July 13, 2011: Former US President Barack Obama considers Assad “losing his legitimacy in the eyes of his people,” after Assad's supporters attacked the US embassy in Damascus.

September 20, 2012: Obama warns Assad that moving or using chemical or biological weapons in the struggle against the opposition will be a "red line." However, this did not prevent the Assad regime from committing several chemical weapons massacres against civilians, the largest of which was on August 21, 2013 in the Eastern Ghouta of Damascus, which claimed hundreds of lives.After that, the Obama administration only accepted the destruction of the regime's chemical weapons arsenal, an action that is not yet complete.

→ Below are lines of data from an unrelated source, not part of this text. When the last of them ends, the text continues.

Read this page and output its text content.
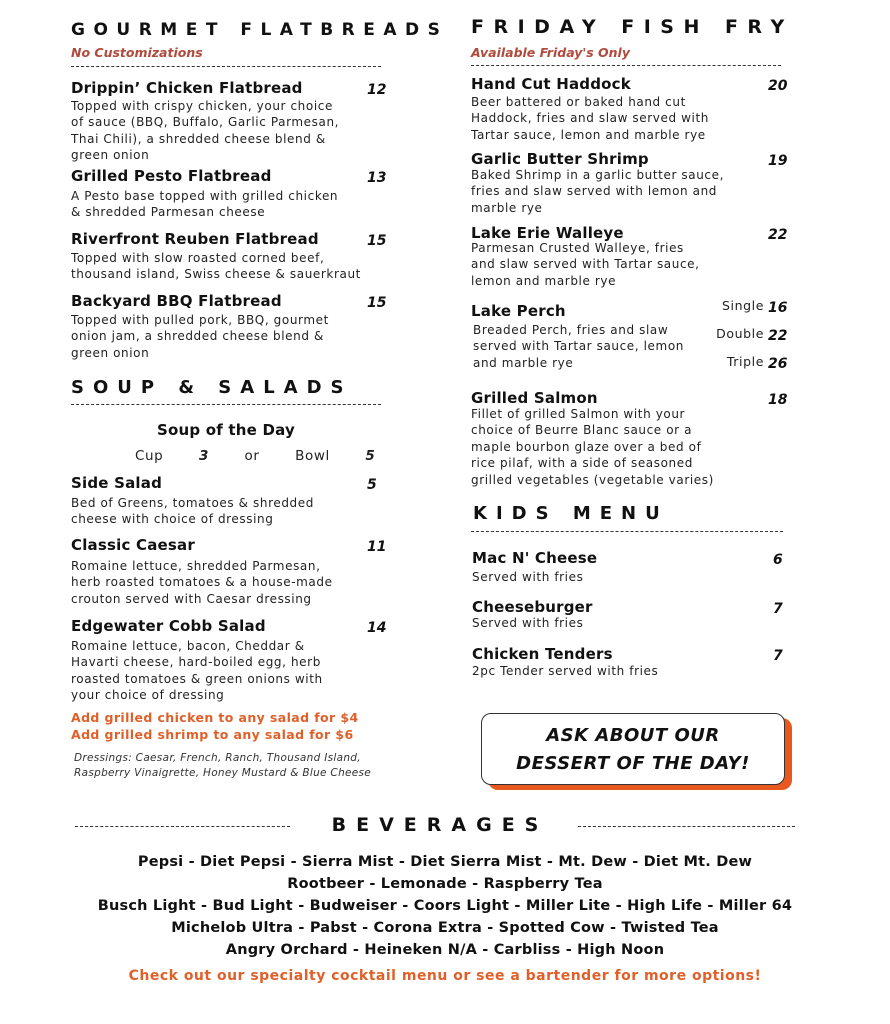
GOURMET FLATBREADS
No Customizations
Drippin’ Chicken Flatbread	12
Topped with crispy chicken, your choice
of sauce (BBQ, Buffalo, Garlic Parmesan,
Thai Chili), a shredded cheese blend &
green onion
Grilled Pesto Flatbread	13
A Pesto base topped with grilled chicken
& shredded Parmesan cheese
Riverfront Reuben Flatbread	15
Topped with slow roasted corned beef,
thousand island, Swiss cheese & sauerkraut
Backyard BBQ Flatbread	15
Topped with pulled pork, BBQ, gourmet
onion jam, a shredded cheese blend &
green onion
Side Salad	5
Bed of Greens, tomatoes & shredded
cheese with choice of dressing
Classic Caesar	11
Romaine lettuce, shredded Parmesan,
herb roasted tomatoes & a house-made
crouton served with Caesar dressing
Edgewater Cobb Salad	14
Romaine lettuce, bacon, Cheddar &
Havarti cheese, hard-boiled egg, herb
roasted tomatoes & green onions with
your choice of dressing
SOUP & SALADS
Soup of the Day
Cup	3	or	Bowl	5
Add grilled chicken to any salad for $4
Add grilled shrimp to any salad for $6
Dressings: Caesar, French, Ranch, Thousand Island,
Raspberry Vinaigrette, Honey Mustard & Blue Cheese
FRIDAY FISH FRY
Available Friday's Only
KIDS MENU
Hand Cut Haddock	20
Beer battered or baked hand cut
Haddock, fries and slaw served with
Tartar sauce, lemon and marble rye
Garlic Butter Shrimp	19
Baked Shrimp in a garlic butter sauce,
fries and slaw served with lemon and
marble rye
Lake Erie Walleye	22
Parmesan Crusted Walleye, fries
and slaw served with Tartar sauce,
lemon and marble rye
Lake Perch
Breaded Perch, fries and slaw
served with Tartar sauce, lemon
and marble rye
Single 16
Double 22
Triple 26
Grilled Salmon	18
Fillet of grilled Salmon with your
choice of Beurre Blanc sauce or a
maple bourbon glaze over a bed of
rice pilaf, with a side of seasoned
grilled vegetables (vegetable varies)
Mac N' Cheese	6
Served with fries
Cheeseburger	7
Served with fries
Chicken Tenders	7
2pc Tender served with fries
ASK ABOUT OUR
DESSERT OF THE DAY!
BEVERAGES
Pepsi - Diet Pepsi - Sierra Mist - Diet Sierra Mist - Mt. Dew - Diet Mt. Dew
Rootbeer - Lemonade - Raspberry Tea
Busch Light - Bud Light - Budweiser - Coors Light - Miller Lite - High Life - Miller 64
Michelob Ultra - Pabst - Corona Extra - Spotted Cow - Twisted Tea
Angry Orchard - Heineken N/A - Carbliss - High Noon
Check out our specialty cocktail menu or see a bartender for more options!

October 22, 2012: During the final debate to run for his second term, Obama is confident that Assad's days are numbered.

Obama expresses confidence in 2012 that Assad's days are numbered (Getty Images)

August 7, 2014: Obama announces the start of US airstrikes within the forces of an international coalition of Arab and Western countries against ISIS in Syria and Iraq. In the same period, the United States began providing non-lethal assistance to selected FSA factions (food rations and pickup trucks) to counter the expansion of Jabhat al-Nusra and ISIS, with some intelligence support and training in northern Syria.

August 2, 2017: The New York Times revealed that the CIA in the Obama administration spent half a billion dollars on a plan to train 15,000 Syrian fighters, but only succeeded in training dozens, and then ended Trump in 2017.

April 7, 2017: Trump orders bombing of Shirat Military Airport in Homs province with 59 Tomahawk missiles, the airport from which the regime is believed to have carried out a chemical attack on civilians. The bombing came less than two and a half months after Trump arrived at the White House, the first direct US targeting of Syrian regime forces, which Senators John McCain and Lindsey Graham saw as proof that the Trump administration could make the right decisions in Syria unlike his predecessor Obama.

January 17, 2018: US Secretary of State Rex Tillerson confirms that the Trump administration intends to maintain an open military presence in Syria, not only to confront al-Qaeda and the state, but also to counter Iran's influence and overthrow Assad, and to create conditions for the return of refugees.

December 18, 2018: Trump announces that he discussed with Erdogan the withdrawal of US troops from Syria within a month, with Turkey taking over the fight against ISIS. A day later, US Secretary of Defense James Mattis resigned. Two weeks later, officials in Washington said Trump had reversed his decision and decided to extend the withdrawal plan.

Trump and Erdogan during a meeting in Brussels last year (Reuters)

Feb. 25, 2019: The White House announces that the United States will leave a "small peacekeeping group" of 200 US troops in Syria for a while.

August 2019: Turkey and the United States agree to establish a “joint operations center” to coordinate and manage the creation of a “safe area” in northern Syria.

8 September 2019: The first joint ground patrol between the Turkish and US armies is conducted in the eastern Euphrates region of Syria, as part of the Safe Zone Agreement.

September 30, 2019: Ankara's deadline for establishing a safe area in partnership with Washington expires, without a clear US response. Erdogan is chairing a security meeting announcing Turkey's intention to establish the region individually.

October 7, 2019: The White House announces that US forces will not take part in the Turkish operation in northern Syria, and confirms that the troops have begun withdrawing from Syria justifying that ISIS has become defeated. The Kurdish-majority Syrian Democratic Forces (SDF) consider that "US forces have not fulfilled their obligations".